Defesa de Flávio Bolsonaro aciona Fachin para retirar Dino de caso 'Dark Horse'

Pedido de mudança de relator é baseado em investigação paralela.

Estadao Conteudo 07/07/2026
Defesa de Flávio Bolsonaro aciona Fachin para retirar Dino de caso 'Dark Horse'
Flávio Bolsonaro - Foto: © Folhapress / Mateus Bonomi

A defesa do senador Flávio Bolsonaro (PL) pediu ao presidente do Supremo Tribunal Federal (STF) , ministro Edson Fachin , que uma investigação sobre suposto repasse irregular de emendas a entidades ligadas à produção do filme 'Dark Horse' seja retirada da relatoria do ministro Flávio Dino e conduzida por André Mendonça .

Os advogados argumentaram que Mendonça já conduziu, no STF, as investigações relacionadas ao Banco Master e seu fundador, Daniel Vorcaro , e passaram a relatar um pedido de apuração sobre o financiamento do filme devido aos fatos terem relação com a investigação sobre as fraudes do banco. Segundo a defesa, a concentração dos procedimentos em um único gabinete evitaria decisões conflitantes ou contraditórias.
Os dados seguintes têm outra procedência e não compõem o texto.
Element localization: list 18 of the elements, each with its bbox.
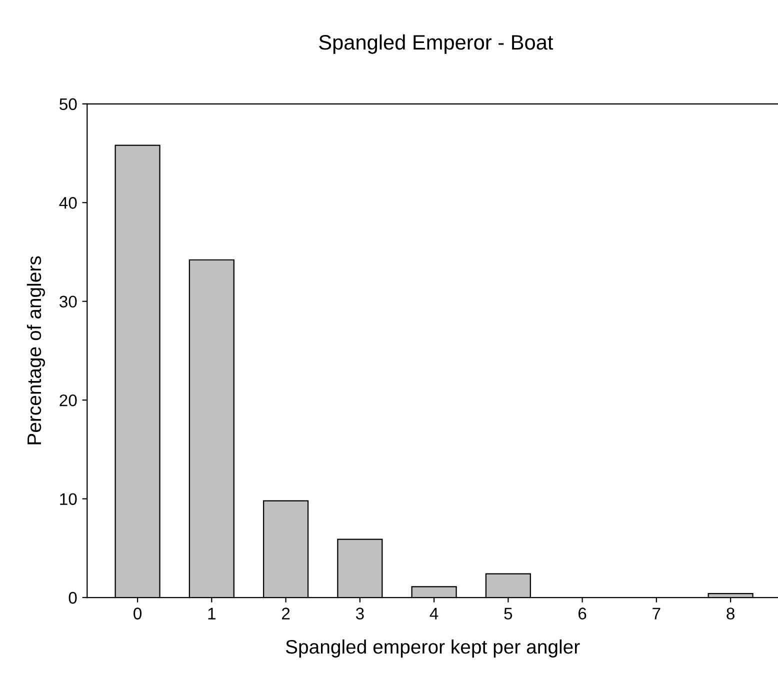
y-tick-label: 10 [60, 493, 77, 505]
x-tick-label: 7 [652, 608, 660, 620]
x-tick-label: 4 [430, 608, 438, 620]
y-tick-label: 40 [59, 197, 77, 209]
y-axis-title: Percentage of anglers [26, 256, 45, 444]
y-tick-label: 20 [60, 394, 77, 406]
y-tick-label: 50 [60, 98, 77, 110]
x-tick-label: 1 [208, 608, 216, 620]
x-tick-label: 8 [726, 608, 734, 620]
x-tick-label: 3 [356, 608, 364, 620]
x-tick-label: 6 [578, 608, 586, 620]
chart-title: Spangled Emperor - Boat [319, 34, 554, 54]
x-tick-label: 5 [504, 608, 512, 620]
y-tick-label: 0 [68, 592, 77, 604]
x-tick-label: 2 [282, 608, 290, 620]
x-axis-title: Spangled emperor kept per angler [286, 639, 580, 658]
x-tick-label: 0 [134, 608, 142, 620]
y-tick-label: 30 [60, 296, 77, 308]
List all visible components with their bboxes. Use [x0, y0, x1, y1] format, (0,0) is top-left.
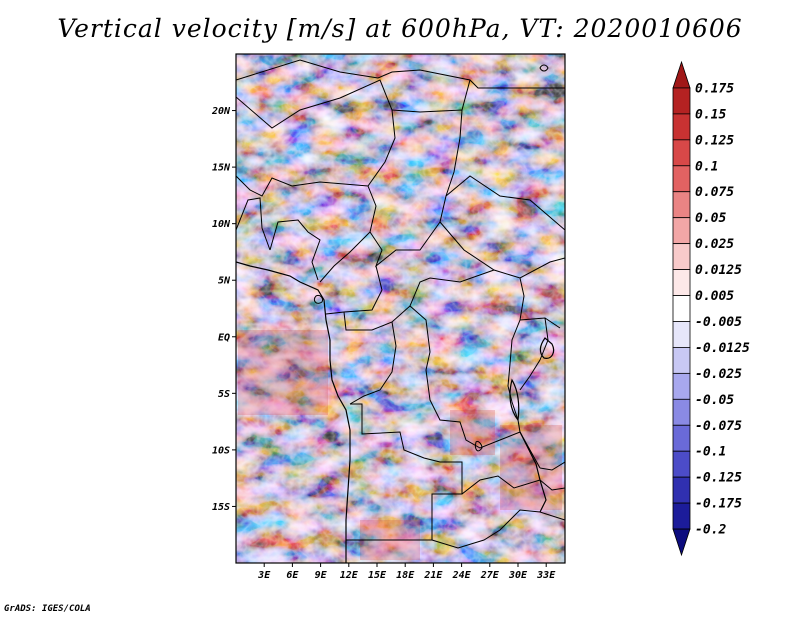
lon-tick-label: 24E [452, 570, 472, 581]
lat-tick-label: EQ [218, 332, 230, 343]
colorbar-label: 0.075 [695, 185, 734, 200]
map-frame [235, 53, 566, 564]
colorbar-segment [672, 528, 691, 557]
lon-tick-label: 6E [286, 570, 299, 581]
coastline [236, 261, 555, 563]
colorbar-label: 0.15 [695, 107, 726, 122]
colorbar-label: 0.025 [695, 237, 734, 252]
colorbar-label: 0.1 [695, 159, 718, 174]
lon-tick-label: 9E [315, 570, 328, 581]
lon-tick-label: 21E [423, 570, 443, 581]
colorbar-segment [672, 502, 691, 530]
lakes [313, 64, 549, 452]
velocity-field-detail [236, 54, 565, 563]
lat-tick-label: 10S [212, 445, 230, 456]
colorbar-segment [672, 87, 691, 115]
lat-tick-label: 15S [212, 502, 230, 513]
map-title: Vertical velocity [m/s] at 600hPa, VT: 2… [57, 14, 743, 43]
colorbar-label: -0.125 [695, 471, 742, 486]
colorbar-segment [672, 372, 691, 400]
grads-credit: GrADS: IGES/COLA [4, 604, 91, 614]
colorbar-label: -0.025 [695, 367, 742, 382]
colorbar-segment [672, 295, 691, 322]
colorbar-segment [672, 60, 691, 89]
lon-tick-label: 3E [257, 570, 271, 581]
lat-tick-label: 5S [218, 389, 230, 400]
colorbar-segment [672, 476, 691, 504]
colorbar: 0.175 0.15 0.125 0.1 0.075 0.05 0.025 0.0125 0.0… [672, 60, 750, 557]
colorbar-segment [672, 269, 691, 296]
colorbar-label: -0.05 [695, 393, 734, 408]
lat-tick-label: 15N [212, 163, 231, 174]
colorbar-segment [672, 347, 691, 374]
colorbar-label: 0.005 [695, 289, 734, 304]
longitude-ticks: 3E 6E 9E 12E 15E 18E 21E 24E 27E 30E 33E [257, 563, 556, 581]
lon-tick-label: 33E [536, 570, 556, 581]
colorbar-label: -0.1 [695, 445, 726, 460]
colorbar-label: -0.2 [695, 523, 726, 538]
lon-tick-label: 15E [368, 570, 387, 581]
convective-cells [238, 330, 562, 560]
colorbar-label: -0.075 [695, 419, 742, 434]
lon-tick-label: 12E [340, 570, 359, 581]
lon-tick-label: 18E [396, 570, 415, 581]
lat-tick-label: 20N [211, 106, 231, 117]
lat-tick-label: 5N [218, 276, 231, 287]
map-plot-area [236, 54, 565, 563]
colorbar-segment [672, 139, 691, 167]
colorbar-segment [672, 398, 691, 426]
latitude-ticks: 20N 15N 10N 5N EQ 5S 10S 15S [211, 106, 236, 513]
colorbar-segment [672, 191, 691, 219]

Na semana passada, Dino autorizou a abertura de um inquérito pela Polícia Federal (PF) para apurar o caso. A suspeita é que R$ 2 milhões em emendas parlamentares tenham sido enviados pelo deputado federal Mário Frias (PL-SP) a uma ONG de Karina Ferreira da Gama , dona da produtora da obra. A justificativa das emendas aponta o financiamento de dois projetos sociais.

A investigação foi aberta após pedido da deputada Tabata Amaral (PSB-SP), cujo gabinete apresentava ligação entre empresas de Karina e suspeitas de que as emendas poderiam estar beneficiando o filme. Dino já relata uma ação na Corte sobre transparência na execução de emendas parlamentares.

Já a ação relatada por Mendonça sobre ‘Dark Horse’ e as fraudes do Master apura se a contribuição milionária de Daniel Vorcaro à produção tem relação com o financiamento da estadia do ex-deputado Eduardo Bolsonaro (PL-SP) nos Estados Unidos.

Parte do valor de R$ 134 milhões negociado entre a família Bolsonaro e o banqueiro foi distribuído para um fundo sedado no Texas, onde Eduardo Mora, e do qual o advogado Paulo Calixto , ligado ao ex-deputado, é um dos controladores.

Esse processo chegou a ser distribuído ao ministro Alexandre de Moraes por ter relação com o inquérito que investiga a atuação de Eduardo nos EUA contra autoridades brasileiras, mas Fachin redistribuiu a ação para Mendonça após parecer da Procuradoria-Geral da República (PGR) , por entender que há maior relação com o caso Master.